Top 10 Benefits of Virtualization
Virtualization has taken a firm hold at most enterprises these days, but the fact is we've only just begun to unleash the true potential of the technology.
Listening to Informatica's virtual forum and a corresponding TweetJam yesterday, you couldn't help but be impressed with data virtualization. I only managed to hear one of the forum's three hours, but I caught Forrester Research analyst Noel Yuhanna's discussion of the business benefits of data virtualization.
Data virtualization is key to integrating the "many houses of data" that plague enterprises, Yuhanna said, whether that silo is a legacy app or a mobile device. There are a number of use cases, but 15-20 percent involve that ever-allusive "single version of the truth," he said. Data virtualization can support it because it integrates with MDM. Data quality and governance are also given a boost by virtualization technology, he said, adding that security is a key driver for data virtualization, although it seems security experts aren't sold on that.
Not only that, but data virtualization can solve your cloud integration troubles, support integration of structured and semi-structured data, speed up your data delivery thanks to caching ("Ever wonder why Google is faster than your internal ERP," challenged Yuhanna) and, of course, it integrates with Big Data solutions like Hadoop and MapReduce.
It's also fast to implement - we're talking weeks to months instead of months to years - and provides a quick ROI. In some cases, Yuhanna shared, his clients have reported ROIs in under six months. And - here's the best part - it's doing all that in real- or near-real-time. That's actually a key component of Forrester's definition of data virtualization, according to his slide presentation:
Data virtualization is process of integrating data from many disparate sources in real-time or near real-time to support various business requirements. It involves integrating, transforming and delivering data as a service to support applications and processes.
Great at integration, quick ROI, speeds up delivery of data, improves data quality AND real-time-how could I not be impressed?
Hearing his litany of data virtualization benefits, I couldn't help but think, "What are drawbacks of data virtualization? When should you NOT use it?" Because we know there's always a trade-off, right? There's use cases, and then there are the much less-discussed "Do Not Use" cases. So, what's the deal with data virtualization, I wondered. Where does it fall from grace?
One thing I've read on Twitter is that it can cause problems in update scenarios, which one would think could create problems with real-time situations if you need the information to flow two ways.
I guess it depends by what your real-time demands are. Back in 2007, I asked Composite Software Vice President of Product Marketing Peter Tran about the use and non-use cases for data virtualization. He pointed out Pfizer has used it successfully for real-time data, but added there are times when the old tools work best:
Data warehouses have been around for 20 years and they'll be around for another 20 years at least. And in those cases where you need time series analysis, historical analysis, where you actually have to capture information that's historical - what happened yesterday, what happened two weeks ago - and analyze it, data warehouses are best.
Dick Weisinger wrote about the challenges of data virtualization on Formteck's blog not long ago. He quoted Ian Watts, senior technical manager of BT Americas, on the drawbacks:
Virtualization is a bean counter's dream, but it can be an operational nightmare.

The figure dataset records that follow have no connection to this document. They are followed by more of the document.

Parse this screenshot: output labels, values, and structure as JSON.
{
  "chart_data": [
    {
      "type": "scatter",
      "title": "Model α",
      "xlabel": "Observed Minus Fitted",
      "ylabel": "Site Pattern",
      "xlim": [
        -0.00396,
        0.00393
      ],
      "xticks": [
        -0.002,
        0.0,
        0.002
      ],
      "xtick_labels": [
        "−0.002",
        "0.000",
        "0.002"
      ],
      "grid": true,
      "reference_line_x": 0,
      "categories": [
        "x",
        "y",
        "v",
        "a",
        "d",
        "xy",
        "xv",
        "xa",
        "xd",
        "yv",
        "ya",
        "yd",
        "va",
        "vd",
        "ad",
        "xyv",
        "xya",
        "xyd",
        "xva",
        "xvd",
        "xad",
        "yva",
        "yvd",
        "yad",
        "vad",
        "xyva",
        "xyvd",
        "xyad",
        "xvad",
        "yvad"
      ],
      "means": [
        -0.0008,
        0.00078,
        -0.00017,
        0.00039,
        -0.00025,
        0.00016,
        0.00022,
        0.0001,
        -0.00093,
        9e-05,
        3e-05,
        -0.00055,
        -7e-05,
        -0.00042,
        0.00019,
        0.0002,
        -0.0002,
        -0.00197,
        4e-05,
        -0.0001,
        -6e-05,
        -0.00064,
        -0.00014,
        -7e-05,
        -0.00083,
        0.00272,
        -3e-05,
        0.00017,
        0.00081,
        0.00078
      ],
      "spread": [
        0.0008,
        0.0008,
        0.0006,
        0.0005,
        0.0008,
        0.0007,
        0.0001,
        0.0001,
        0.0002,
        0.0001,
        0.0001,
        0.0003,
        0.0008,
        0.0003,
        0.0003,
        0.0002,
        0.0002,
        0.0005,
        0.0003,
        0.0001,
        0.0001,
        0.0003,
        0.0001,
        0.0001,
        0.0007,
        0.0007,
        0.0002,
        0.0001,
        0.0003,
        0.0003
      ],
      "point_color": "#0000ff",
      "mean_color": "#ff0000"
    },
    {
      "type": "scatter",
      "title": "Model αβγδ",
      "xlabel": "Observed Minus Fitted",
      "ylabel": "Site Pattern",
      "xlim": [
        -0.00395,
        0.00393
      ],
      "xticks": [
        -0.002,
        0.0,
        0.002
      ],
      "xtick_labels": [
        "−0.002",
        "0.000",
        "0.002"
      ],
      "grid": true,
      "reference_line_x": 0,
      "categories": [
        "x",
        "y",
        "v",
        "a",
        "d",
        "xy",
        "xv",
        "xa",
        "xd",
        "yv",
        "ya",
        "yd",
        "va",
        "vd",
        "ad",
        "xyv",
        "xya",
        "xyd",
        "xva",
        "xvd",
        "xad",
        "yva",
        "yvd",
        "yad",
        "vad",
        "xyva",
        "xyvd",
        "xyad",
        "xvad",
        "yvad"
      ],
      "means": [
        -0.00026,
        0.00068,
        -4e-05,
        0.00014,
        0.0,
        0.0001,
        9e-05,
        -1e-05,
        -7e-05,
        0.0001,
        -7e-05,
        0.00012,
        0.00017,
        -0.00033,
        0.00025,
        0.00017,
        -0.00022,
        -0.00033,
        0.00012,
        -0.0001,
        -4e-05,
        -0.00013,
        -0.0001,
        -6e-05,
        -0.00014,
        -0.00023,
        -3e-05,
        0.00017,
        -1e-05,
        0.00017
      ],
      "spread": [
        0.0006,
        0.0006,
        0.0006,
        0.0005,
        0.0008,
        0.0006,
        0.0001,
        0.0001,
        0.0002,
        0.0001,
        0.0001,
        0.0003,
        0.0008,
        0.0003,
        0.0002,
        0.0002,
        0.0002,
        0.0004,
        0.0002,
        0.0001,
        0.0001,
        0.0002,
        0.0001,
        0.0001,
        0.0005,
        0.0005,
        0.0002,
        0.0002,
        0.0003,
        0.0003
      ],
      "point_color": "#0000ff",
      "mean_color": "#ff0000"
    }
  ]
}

Change management is a huge overhead, as any changes need to be accepted by all applications and users sharing the same virtualization kit. While many organizations are seeing benefits from virtualization, such as reduced hardware spending and improved server utilization, these benefits often get overshadowed by the lack of productivity improvements in data center staffing and operations.
There are also what I would call "expectation challenges" that arise from misunderstandings about the technology. Blue Mountain Labs CTO and data/SOA/cloud expert David Linthicum, who actually participated in yesterday's forum, pointed out recently that companies wrongly believe data virtualization handles integration. I can certainly see where they'd get that idea, but Linthicum says that's a myth:
For some reason there are those who sell virtualization software and cloud computing enablement platforms who imply that data integration is something that comes along for the ride. However, nothing gets less complex and data integration still needs to occur between the virtualized data stores as if they existed on their own machines. They are still storing data in different physical data structures, and the data must be moved or copied, and the difference with the physical data structures dealt with, as well as data quality, data integrity, data validation, data cleaning, etc.
Again, I point out that I didn't participate in the entire three hours, so maybe the panel did discuss the shortcomings and "myth-conceptions" surrounding data virtualization. And from what I've read and heard, data virtualization seems like a smart approach for many use cases - particularly for handling data in a service-oriented space like the cloud or SOA. But it's worth keeping in mind that while data virtualization (aka, data services) may be the future of managing data, it's not without its challenges.